Boris Smus

interaction engineering

Screen video capture for Chrome OS

This post is about video capture in Chrome that doesn't rely on any external dependencies like Flash (no fun), NPAPI (not supported on Chrome OS) and Native Client (not yet supported on Chrome OS).

I take screenshots all the time for bug reporting, image editing, etc. On OS X, this functionality is conveniently built in, and available through Command - Shift - 4. As a web denizen, I find it very useful to auto-upload these captures to a remote server, so I wrote this minimal image uploader which replaces the default behavior on OS X to capture the screenshot, and also uploads it to a picture hosting service.

Taking video capture of various UIs is also immensely useful for showing demonstrations, complex interactions, and subtle bugs. I recently re-discovered that QuickTime on OS X comes with this functionality built in. Prior to that I used (paid) ScreenFlow, which also has very nice dimension cropping and time dilation features.

What if we're on a web-only device, such as a Chromebook running Chrome OS? There is a still screenshotting API, but capturing video is less trivial. I've released an extension that captures and play backs video captures inside Chrome, and also lets you share stills to Picasa (using the OAuth 2 extension library). It's available on the webstore, and the source is on github. Read on to learn how it works, and see how you can help.

Screenshots in Chrome

Chrome provides the captureVisibleTab extension API for taking a screenshot of a tab. It requires host permissions on the page, but as usual the permission will enable the API across all pages (with some exceptions). A few successful extensions, such as Awesome Screenshot, use this API and allow cropping, annotation and sharing of screen grabs.

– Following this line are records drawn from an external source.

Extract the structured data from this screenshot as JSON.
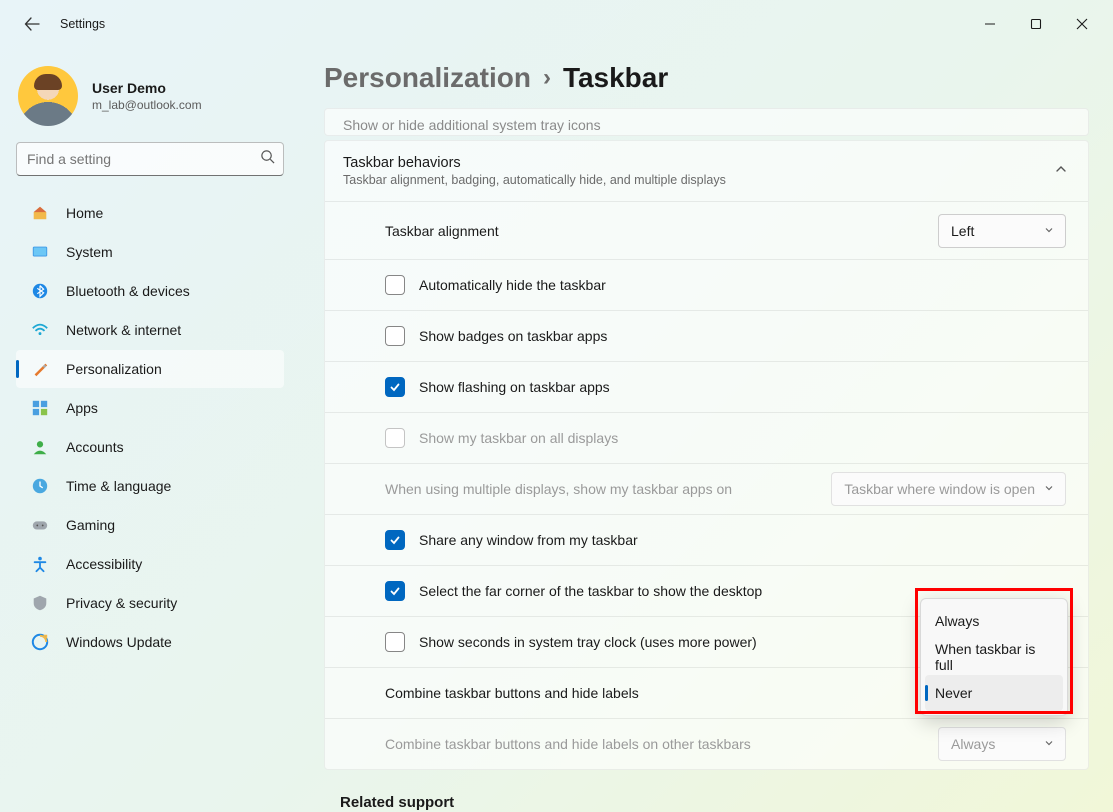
{
  "window": {
    "title": "Settings"
  },
  "user": {
    "name": "User Demo",
    "email": "m_lab@outlook.com"
  },
  "search": {
    "placeholder": "Find a setting"
  },
  "nav": [
    {
      "label": "Home"
    },
    {
      "label": "System"
    },
    {
      "label": "Bluetooth & devices"
    },
    {
      "label": "Network & internet"
    },
    {
      "label": "Personalization"
    },
    {
      "label": "Apps"
    },
    {
      "label": "Accounts"
    },
    {
      "label": "Time & language"
    },
    {
      "label": "Gaming"
    },
    {
      "label": "Accessibility"
    },
    {
      "label": "Privacy & security"
    },
    {
      "label": "Windows Update"
    }
  ],
  "breadcrumb": {
    "parent": "Personalization",
    "current": "Taskbar"
  },
  "stub_header": "Show or hide additional system tray icons",
  "behaviors": {
    "title": "Taskbar behaviors",
    "subtitle": "Taskbar alignment, badging, automatically hide, and multiple displays",
    "alignment": {
      "label": "Taskbar alignment",
      "value": "Left"
    },
    "rows": {
      "auto_hide": "Automatically hide the taskbar",
      "badges": "Show badges on taskbar apps",
      "flashing": "Show flashing on taskbar apps",
      "all_displays": "Show my taskbar on all displays",
      "multi_display": {
        "label": "When using multiple displays, show my taskbar apps on",
        "value": "Taskbar where window is open"
      },
      "share": "Share any window from my taskbar",
      "far_corner": "Select the far corner of the taskbar to show the desktop",
      "seconds": "Show seconds in system tray clock (uses more power)",
      "combine": "Combine taskbar buttons and hide labels",
      "combine_other": {
        "label": "Combine taskbar buttons and hide labels on other taskbars",
        "value": "Always"
      }
    }
  },
  "popup": {
    "opt0": "Always",
    "opt1": "When taskbar is full",
    "opt2": "Never"
  },
  "related": "Related support"
}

What if you want to capture video of a tab? Chrome provides no pre-existing API for this purpose, however, we can piggyback on the still screenshot API, executing it repeatedly from the background page for every frame we want to capture:

var images = [];
var FPS = 30;
var QUALITY = 50;
timer = setInterval(function() {
  chrome.tabs.captureVisibleTab(null, {quality: QUALITY},
    function(img) {
      images.push(img);
    });
}, 1000 / FPS);

As we capture, we store the base64-encoded strings representing video frames in an array. Once we're done capturing, we can simulate video playback by rapidly swapping the images in and out:

var background = chrome.extension.getBackgroundPage();
timer = setInterval(function() {
  if (currentIndex >= images.length - 1) {
    pause();
    return;
  }
  setIndex(currentIndex + 1);
  updateSliderPosition();
}, 1000 / background.FPS);

This approach turns out to be surprisingly efficient, with the extension being able to capture at 30 FPS on a MacBook Air, and 10 FPS on a Chromebook without too much noticeable slowdown.

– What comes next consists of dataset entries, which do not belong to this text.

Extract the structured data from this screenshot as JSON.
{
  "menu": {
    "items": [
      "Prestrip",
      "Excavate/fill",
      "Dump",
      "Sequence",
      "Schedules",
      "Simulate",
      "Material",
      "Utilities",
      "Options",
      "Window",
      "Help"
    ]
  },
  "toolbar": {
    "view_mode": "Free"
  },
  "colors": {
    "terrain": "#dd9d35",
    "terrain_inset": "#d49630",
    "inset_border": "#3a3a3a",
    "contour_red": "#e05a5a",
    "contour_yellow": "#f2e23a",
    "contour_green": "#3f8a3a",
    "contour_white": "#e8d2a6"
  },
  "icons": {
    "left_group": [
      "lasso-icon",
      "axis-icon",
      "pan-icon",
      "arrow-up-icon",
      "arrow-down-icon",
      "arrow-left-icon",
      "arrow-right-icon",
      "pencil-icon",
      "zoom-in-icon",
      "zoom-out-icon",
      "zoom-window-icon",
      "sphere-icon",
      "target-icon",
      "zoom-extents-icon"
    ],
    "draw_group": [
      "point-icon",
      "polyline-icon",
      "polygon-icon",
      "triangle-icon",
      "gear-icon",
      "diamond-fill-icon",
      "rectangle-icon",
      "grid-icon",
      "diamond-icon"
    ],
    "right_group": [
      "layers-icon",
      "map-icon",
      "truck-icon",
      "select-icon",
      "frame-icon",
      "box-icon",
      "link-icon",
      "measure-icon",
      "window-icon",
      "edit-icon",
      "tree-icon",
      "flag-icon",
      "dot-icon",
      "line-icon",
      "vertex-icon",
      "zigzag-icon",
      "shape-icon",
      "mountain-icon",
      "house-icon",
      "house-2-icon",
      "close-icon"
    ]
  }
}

Note that we rely on a fixed FPS for ease of implementation, however one could imagine using requestAnimationFrame and tracking the variable frame rate so that the playback speed is reasonable. However, there are definitely precision issues with JavaScript's timers, so this is a much more challenging approach.

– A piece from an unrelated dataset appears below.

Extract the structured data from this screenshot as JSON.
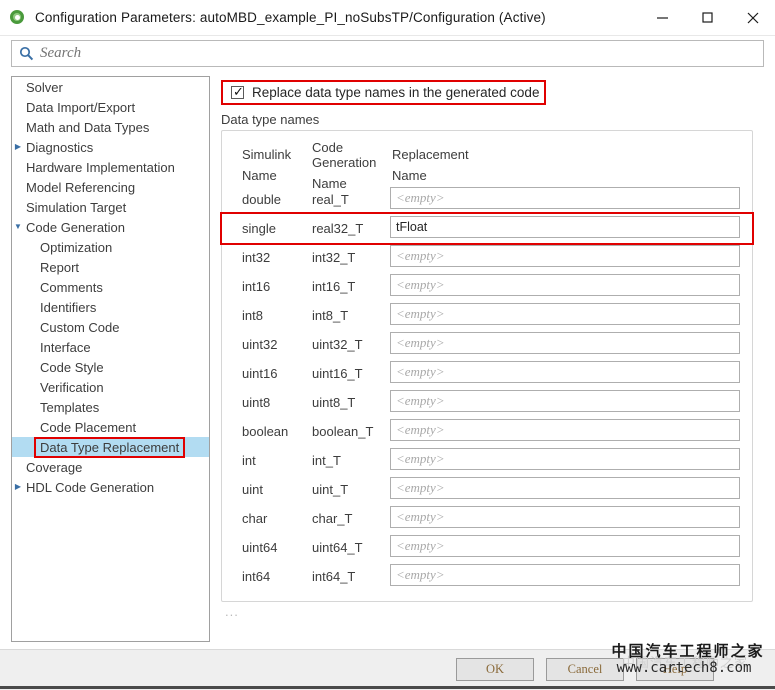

So we can capture and playback videos inside the browser, but getting it out of the browser is another matter entirely. As a temporary measure, my colleague Ido Green built a screen stitching service which encodes multiple images into a movie using ffmpeg. Ideally, of course, we would encode in the browser. Perhaps a JavaScript video encoder could be implemented, though the performance may be too poor for practical use. Alternatively, a ffmpeg Native Client-based approach might be suitable, especially given that ffmpeg has already been ported.

Free ideas

There are a few logical next steps for this sample. As already mentioned, encoding video in the browser is a top priority, but there are a slew of other interesting directions, some of which can be seen as features, and others as separate products.

  • The captureVisibleTab API doesn't track the mouse cursor. This could be done by injecting an overlay onto the current page and tracking mousemove and click events. This data could then either be drawn onto a canvas context, or encoded separately as mouseData, and then drawn with JavaScript at playback time.

  • Cropping the video dimensions, modifying the video time schedule (speedup, slowdown, truncation) and annotation are all desired video-editing class features that could be implemented by treating images as canvases.

  • A compelling use case for this technology is creating screen sharing sessions for demos and presentations. Thus, it would be very useful to stream the video to a server, and broadcast it to multiple clients in real time. Binary websockets are now available in Chrome, and this could be a great application.

  • Audio annotations on screen captures make perfect sense, and are widely supported by desktop applications. APIs for sound capture have been a long time coming, but finally we may have an answer via the WebRTC ecosystem, and the getUserMedia call.

By the way, I've switched to exclusively using Markdown for all of my published writing, and wrote an markdown preview for Chrome to make my life a bit easier.